Le rêve montre simultanément que vous vous êtes réfugié là-haut dans le mental, les études, totalement coupé des réalités, donc en déséquilibre et surtout incapable de redescendre sur terre et d’affronter les réalités de la vie quotidienne. Vous vivez dans une sphère artificielle beaucoup trop intellectuelle, négative. La tête est coupée du corps »

« C’est vrai, pendant quatre ans je n’ai rien connu d’autre qu’une vie purement intellectuelle entre mes livres, incapable de me servir de mes mains. »

Je lui traçais le signe chinois figurant l’homme.

Damien, lui, comme bon nombre d’intellectuels, se plaçait artificiellement là-haut ! II devait retrouver une forme d’équilibre, en condescendant à s’impliquer dans son corps, les travaux manuels, et en se confrontant à la matérialité.

« Qu’est-ce qui vous en avait empêché jusqu’à présent ? »
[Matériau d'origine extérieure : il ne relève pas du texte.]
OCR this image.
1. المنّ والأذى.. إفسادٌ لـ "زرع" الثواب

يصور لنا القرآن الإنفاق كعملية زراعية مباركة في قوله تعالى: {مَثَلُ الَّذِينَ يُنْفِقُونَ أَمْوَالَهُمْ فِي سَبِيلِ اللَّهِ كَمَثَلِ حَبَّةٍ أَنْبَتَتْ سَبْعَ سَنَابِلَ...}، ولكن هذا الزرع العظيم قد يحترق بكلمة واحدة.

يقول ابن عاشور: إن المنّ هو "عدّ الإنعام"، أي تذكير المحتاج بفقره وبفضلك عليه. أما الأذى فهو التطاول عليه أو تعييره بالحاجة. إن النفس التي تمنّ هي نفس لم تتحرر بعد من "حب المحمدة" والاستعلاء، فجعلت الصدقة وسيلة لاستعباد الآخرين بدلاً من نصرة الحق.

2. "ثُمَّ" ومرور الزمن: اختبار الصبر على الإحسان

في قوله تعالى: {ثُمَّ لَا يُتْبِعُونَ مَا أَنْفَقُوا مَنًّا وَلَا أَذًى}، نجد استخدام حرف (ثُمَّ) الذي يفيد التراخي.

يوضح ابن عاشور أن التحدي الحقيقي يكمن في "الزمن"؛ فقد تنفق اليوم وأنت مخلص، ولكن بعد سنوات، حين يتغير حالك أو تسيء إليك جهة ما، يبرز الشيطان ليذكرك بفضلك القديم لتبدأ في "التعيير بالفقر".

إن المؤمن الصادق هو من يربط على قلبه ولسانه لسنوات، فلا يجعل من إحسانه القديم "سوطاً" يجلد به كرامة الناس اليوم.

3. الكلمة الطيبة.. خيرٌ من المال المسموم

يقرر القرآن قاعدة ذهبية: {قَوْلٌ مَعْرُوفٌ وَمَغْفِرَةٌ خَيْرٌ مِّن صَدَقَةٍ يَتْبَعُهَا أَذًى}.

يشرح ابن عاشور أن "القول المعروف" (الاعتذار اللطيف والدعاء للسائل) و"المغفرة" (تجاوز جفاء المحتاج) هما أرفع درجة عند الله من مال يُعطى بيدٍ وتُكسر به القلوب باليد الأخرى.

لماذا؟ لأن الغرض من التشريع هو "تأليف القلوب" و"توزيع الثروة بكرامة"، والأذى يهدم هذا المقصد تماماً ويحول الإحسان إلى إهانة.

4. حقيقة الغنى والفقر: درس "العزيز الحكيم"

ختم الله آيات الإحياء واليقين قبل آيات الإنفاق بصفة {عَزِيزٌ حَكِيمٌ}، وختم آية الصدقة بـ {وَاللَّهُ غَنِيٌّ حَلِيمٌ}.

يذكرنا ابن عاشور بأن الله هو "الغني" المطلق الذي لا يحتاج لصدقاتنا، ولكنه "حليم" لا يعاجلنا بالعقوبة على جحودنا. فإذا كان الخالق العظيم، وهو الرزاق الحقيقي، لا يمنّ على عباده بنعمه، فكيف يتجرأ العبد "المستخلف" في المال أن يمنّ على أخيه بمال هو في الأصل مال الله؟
« Un rêve où l’image d’un serpent s’entortillait autour de moi (…). Le serpent m’étouffe et me fait peur ! »

Le serpent est un animal chtonien, il habite le sol sous terre : c’est l’image d’une puissance féminine envahissante.

« En ce moment je ne supporte plus ma mère. Je la fuis, tant elle m’agace. »

« Le serpent représente aussi la sagesse terrestre, la connaissance et la féminité, mais aussi la libido, l’énergie sexuelle et ses pulsions. Tant qu’il se débattra avec le reptile, il n’aura accès ni à la connaissance de son corps et de la vie terrestre, ni à la relation. La peur du serpent l’a conduit à se réfugier en haut de l’échelle. D’autres se retrouvent en haut d’une tour. Je me souviens de concertistes célibataires qui étaient toujours à ce niveau après la quarantaine. »

Damien doit apprivoiser le serpent et, petit à petit, redescendre sur terre en retrouvant sa place, à égale distance entre ciel et terre. Cela nécessite une coupure de la relation trop prégnante entre sa mère et lui.

Rêve: « Je drague une fille à Paris. »

Au centre de la France, c’est-à-dire de lui-même, de son intériorité.

II poursuit sa recherche d’un autre continent afin de se reconstituer.

Cet éternel féminin[1] lui ouvrira les portes de la connaissance et de la relation lorsqu’il sera suffisamment ouvert à elle.


[1] L’anima au sens jungien est ce qui arrive du dedans et a bien évidemment la clé de l’accès â la vie terrestre, à la relation sexuelle, mais possède aussi une fonction spirituelle moins connue.